Not that Leon was terrible, as far as six-year-olds went. Just whiny, sometimes weirdly intense, and always begging for a new story. His hair was thick and jet black where Edward's was fair and curly. Leon dreamed big. Edward made plans. Leon followed their mother around like a lost puppy. Edward was half-ready to move out, with or without her.

"Tell me one you haven't said before," Leon pressed, grabbing at his brother's elbow. "A good one."

Edward ripped his arm away. "If I had a good one, I'd have told it to you already."

"Think of one!" the child demanded.
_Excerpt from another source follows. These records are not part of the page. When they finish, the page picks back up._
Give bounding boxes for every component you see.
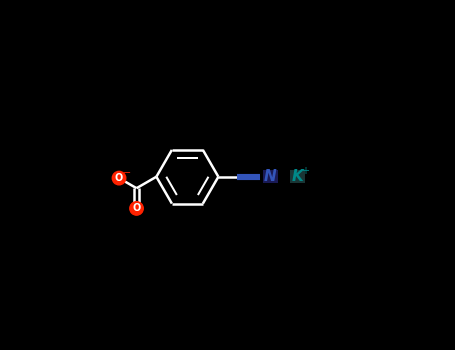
Circle shape — [112, 172, 126, 185]
FancyBboxPatch shape — [290, 170, 304, 183]
Text: −: − — [122, 168, 131, 178]
Circle shape — [130, 202, 143, 215]
Text: O: O — [115, 173, 123, 183]
Text: O: O — [132, 203, 141, 214]
FancyBboxPatch shape — [263, 170, 278, 183]
Text: K: K — [291, 169, 303, 184]
Text: N: N — [264, 169, 277, 184]
Text: +: + — [301, 166, 309, 176]
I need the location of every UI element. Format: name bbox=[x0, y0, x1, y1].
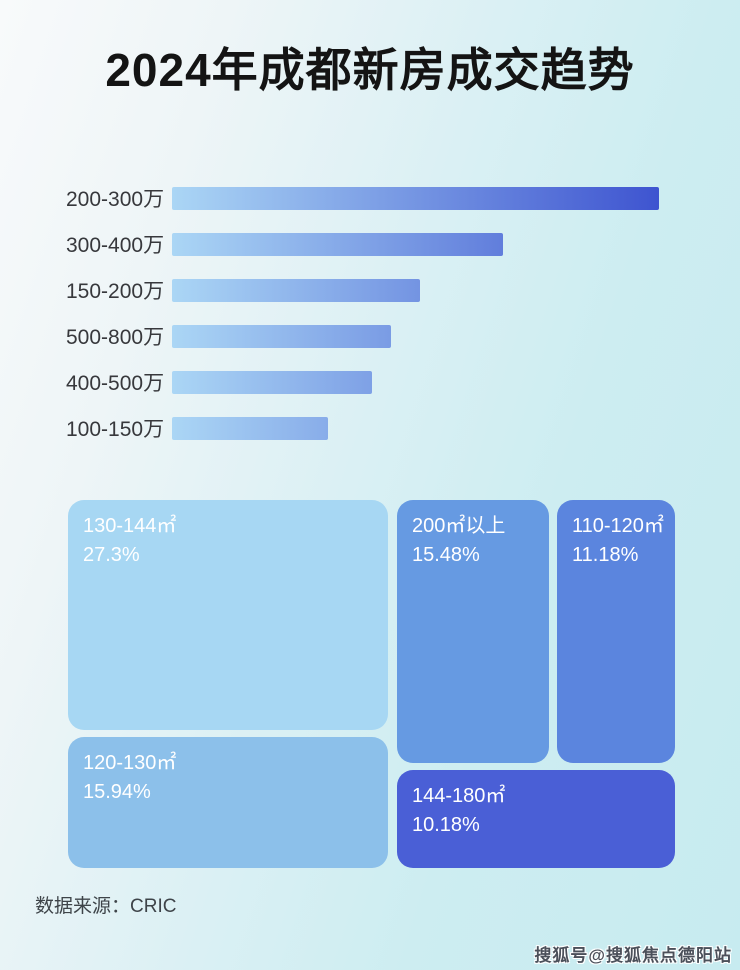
bar-row: 150-200万 bbox=[66, 267, 686, 313]
bar-row: 300-400万 bbox=[66, 221, 686, 267]
block-percent: 10.18% bbox=[412, 814, 480, 836]
bar-label: 400-500万 bbox=[66, 372, 165, 395]
bar-row: 500-800万 bbox=[66, 313, 686, 359]
bar-label: 300-400万 bbox=[66, 234, 165, 257]
block-percent: 15.48% bbox=[412, 544, 480, 566]
data-source-label: 数据来源：CRIC bbox=[35, 896, 177, 917]
bar-row: 400-500万 bbox=[66, 359, 686, 405]
treemap-block-120-130: 120-130㎡ 15.94% bbox=[68, 737, 388, 868]
area-size-treemap: 130-144㎡ 27.3% 120-130㎡ 15.94% 200㎡以上 15… bbox=[68, 500, 675, 868]
bar-200-300 bbox=[172, 186, 659, 210]
bar-label: 150-200万 bbox=[66, 280, 165, 303]
price-band-bar-chart: 200-300万 300-400万 150-200万 500-800万 400-… bbox=[66, 175, 686, 451]
block-label: 144-180㎡ bbox=[412, 785, 506, 807]
bar-400-500 bbox=[172, 370, 372, 394]
bar-label: 100-150万 bbox=[66, 418, 165, 441]
bar-100-150 bbox=[172, 416, 328, 440]
treemap-block-110-120: 110-120㎡ 11.18% bbox=[557, 500, 675, 763]
bar-row: 200-300万 bbox=[66, 175, 686, 221]
block-percent: 15.94% bbox=[83, 781, 151, 803]
bar-row: 100-150万 bbox=[66, 405, 686, 451]
block-percent: 11.18% bbox=[572, 544, 639, 566]
page-title: 2024年成都新房成交趋势 bbox=[105, 44, 635, 96]
watermark: 搜狐号@搜狐焦点德阳站 bbox=[534, 946, 732, 965]
bar-label: 200-300万 bbox=[66, 188, 165, 211]
bar-150-200 bbox=[172, 278, 420, 302]
block-label: 130-144㎡ bbox=[83, 515, 177, 537]
bar-300-400 bbox=[172, 232, 503, 256]
block-label: 120-130㎡ bbox=[83, 752, 177, 774]
treemap-block-144-180: 144-180㎡ 10.18% bbox=[397, 770, 675, 868]
bar-500-800 bbox=[172, 324, 391, 348]
block-label: 110-120㎡ bbox=[572, 515, 664, 537]
block-percent: 27.3% bbox=[83, 544, 140, 566]
bar-label: 500-800万 bbox=[66, 326, 165, 349]
treemap-block-200-plus: 200㎡以上 15.48% bbox=[397, 500, 549, 763]
treemap-block-130-144: 130-144㎡ 27.3% bbox=[68, 500, 388, 730]
block-label: 200㎡以上 bbox=[412, 515, 506, 537]
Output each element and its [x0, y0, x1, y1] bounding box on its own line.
Gunfire hit the other side of the wall near where they sat. A toddler began howling, and Leon, overstimulated, punched Edward's arm.

"Ow! What is the matter with you?" Edward brought his book down on the kid's head with a sharp pop. "Either he's evolved about ten thousand steps backwards, or he inhaled too much fluid when he was born."

"Edward," whispered Diane, closing her eyes. Any attempt to civilize her boys left her overwhelmed. Edward may have felt bad, but it meant he had free range to do what he pleased most of the time.

Leon tightened his lips and glared. "Tell me tell me tell me tell me TELL ME TELL ME TELL M-"

"SHUT UP." As if Edward didn't already have a headache from the explosions. "Okay, I've got one I haven't told you. I read it a long time ago, but I'll try to remember."